Yes, Mr. Frederick Jack was a wise and kind and temperate man, and he had found life pleasant, and won from it the secret of wise living. And the secret of wise living was founded in a graceful compromise, a tolerant acceptance. If a man wanted to live in this world without getting his pockets picked, he had better learn how to use his eyes and ears in what is going on around him. But if he also wanted to live in this world without getting hit over the head, or without all the useless pain, the grief, the terror, and the bitterness that scourges man’s sad flesh, he had better learn how not to use his eyes and ears, in what is going on around him. This sounds difficult but it had not been so for Mr. Frederick Jack. Perhaps some great inheritance of pain and suffering, the long dark ordeal of his race, had left him, as a kind of precious distillation, this gift of balanced understanding. At any rate, he had not learned it because it could not be taught. He had been born with it.
Therefore, he was not a man to rip the sheets in darkness or beat his knuckles bloody on a wall.

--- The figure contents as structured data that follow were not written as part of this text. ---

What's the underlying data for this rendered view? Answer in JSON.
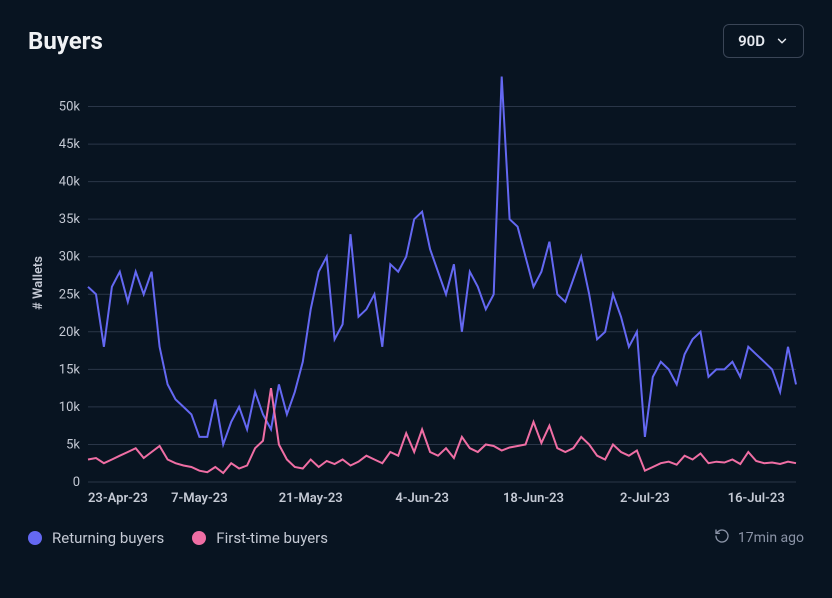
{
  "header": {
    "title": "Buyers",
    "range_label": "90D"
  },
  "chart": {
    "type": "line",
    "background_color": "#081421",
    "grid_color": "#2a3648",
    "text_color": "#c4c9d4",
    "y_axis": {
      "title": "# Wallets",
      "min": 0,
      "max": 53000,
      "ticks": [
        0,
        5000,
        10000,
        15000,
        20000,
        25000,
        30000,
        35000,
        40000,
        45000,
        50000
      ],
      "tick_labels": [
        "0",
        "5k",
        "10k",
        "15k",
        "20k",
        "25k",
        "30k",
        "35k",
        "40k",
        "45k",
        "50k"
      ]
    },
    "x_axis": {
      "labels": [
        "23-Apr-23",
        "7-May-23",
        "21-May-23",
        "4-Jun-23",
        "18-Jun-23",
        "2-Jul-23",
        "16-Jul-23"
      ],
      "label_positions": [
        0,
        14,
        28,
        42,
        56,
        70,
        84
      ],
      "n_points": 90
    },
    "series": [
      {
        "name": "Returning buyers",
        "color": "#6468f2",
        "line_width": 2,
        "values": [
          26000,
          25000,
          18000,
          26000,
          28000,
          24000,
          28000,
          25000,
          28000,
          18000,
          13000,
          11000,
          10000,
          9000,
          6000,
          6000,
          11000,
          5000,
          8000,
          10000,
          7000,
          12000,
          9000,
          7000,
          13000,
          9000,
          12000,
          16000,
          23000,
          28000,
          30000,
          19000,
          21000,
          33000,
          22000,
          23000,
          25000,
          18000,
          29000,
          28000,
          30000,
          35000,
          36000,
          31000,
          28000,
          25000,
          29000,
          20000,
          28000,
          26000,
          23000,
          25000,
          54000,
          35000,
          34000,
          30000,
          26000,
          28000,
          32000,
          25000,
          24000,
          27000,
          30000,
          25000,
          19000,
          20000,
          25000,
          22000,
          18000,
          20000,
          6000,
          14000,
          16000,
          15000,
          13000,
          17000,
          19000,
          20000,
          14000,
          15000,
          15000,
          16000,
          14000,
          18000,
          17000,
          16000,
          15000,
          12000,
          18000,
          13000
        ]
      },
      {
        "name": "First-time buyers",
        "color": "#ef6ea4",
        "line_width": 2,
        "values": [
          3000,
          3200,
          2500,
          3000,
          3500,
          4000,
          4500,
          3200,
          4000,
          4800,
          3000,
          2500,
          2200,
          2000,
          1500,
          1300,
          2000,
          1200,
          2500,
          1800,
          2200,
          4500,
          5500,
          12500,
          5000,
          3000,
          2000,
          1800,
          3000,
          2000,
          2800,
          2400,
          3000,
          2200,
          2700,
          3500,
          3000,
          2500,
          4000,
          3500,
          6500,
          4000,
          7000,
          4000,
          3500,
          4500,
          3200,
          6000,
          4500,
          4000,
          5000,
          4800,
          4200,
          4600,
          4800,
          5000,
          8000,
          5200,
          7500,
          4500,
          4000,
          4500,
          6000,
          5000,
          3500,
          3000,
          5000,
          4000,
          3500,
          4200,
          1500,
          2000,
          2500,
          2700,
          2300,
          3500,
          3000,
          3800,
          2500,
          2700,
          2600,
          3000,
          2400,
          4000,
          2800,
          2500,
          2600,
          2400,
          2700,
          2500
        ]
      }
    ]
  },
  "legend": {
    "items": [
      {
        "label": "Returning buyers",
        "color": "#6468f2"
      },
      {
        "label": "First-time buyers",
        "color": "#ef6ea4"
      }
    ]
  },
  "timestamp": {
    "label": "17min ago"
  }
}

He would not madden furiously in the envenomed passages of night, nor strangle like a mad dog of his hate and misery in the darkness, nor would he ever be carried smashed and bloody from the stews. A woman’s falseness, the lover’s madness, the pangs of misprized love were no doubt hard to bear, but love’s bitter mystery had broken no bones for Mr. Jack and, so far as he was concerned, it could not murder sleep the way an injudicious wiener schnitzel could, or some drunk young Gentile fool ringing the telephone at one A.M.
Mr. Jack’s brow was darkened as he thought of it. He muttered wordlessly. If fools are fools, let them be fools where their folly will not injure or impede the slumbers of a serious man.
Yes. Men could rob, lie, murder, swindle, trick, and cheat—the whole world knew as much. And women could be as false as hell and lie their guilt away from now to doomsday with a round rogue’s eye of innocence, ten thousand oaths, and floods of tears. And Mr. Jack also had known something of the pain, the madness, and the folly that twists the painful and indignant soul of youth—it was too bad, of course, too bad, but regardless of all this the day was day, and men must work, the night was night, and men must sleep, and it was, he felt intolerable—
Ein!—
Red of face, to tune of tumbling morning water, in big tub, he bent stiffly, with a grunt, a plump pajamaed figure, until his fingers grazed the rich cream tiling of the bathroom floor.
Intolerable!—
Zwei!—
(He straightened sharply with a grunt of satisfaction—)
—that a man with serious work to do—
Drei!
(His firm plump arms shot strongly to full stretching finger tips above his head, and came sharply down again until he held clinched fists against his breast—)
Vier!—
—should be pulled out of his bed in the middle of the night by the ravings of a manic—ja! a crazy young fool—
(His closed fists shot outward in strong driving crosswise movement, and came strongly to his sides again).
Ein!—
—It was intolerable and, by God, he’d tell her so!
(Head to waist, stiff-legged and grunting vigorously, he bent again until his fingers grazed the floor).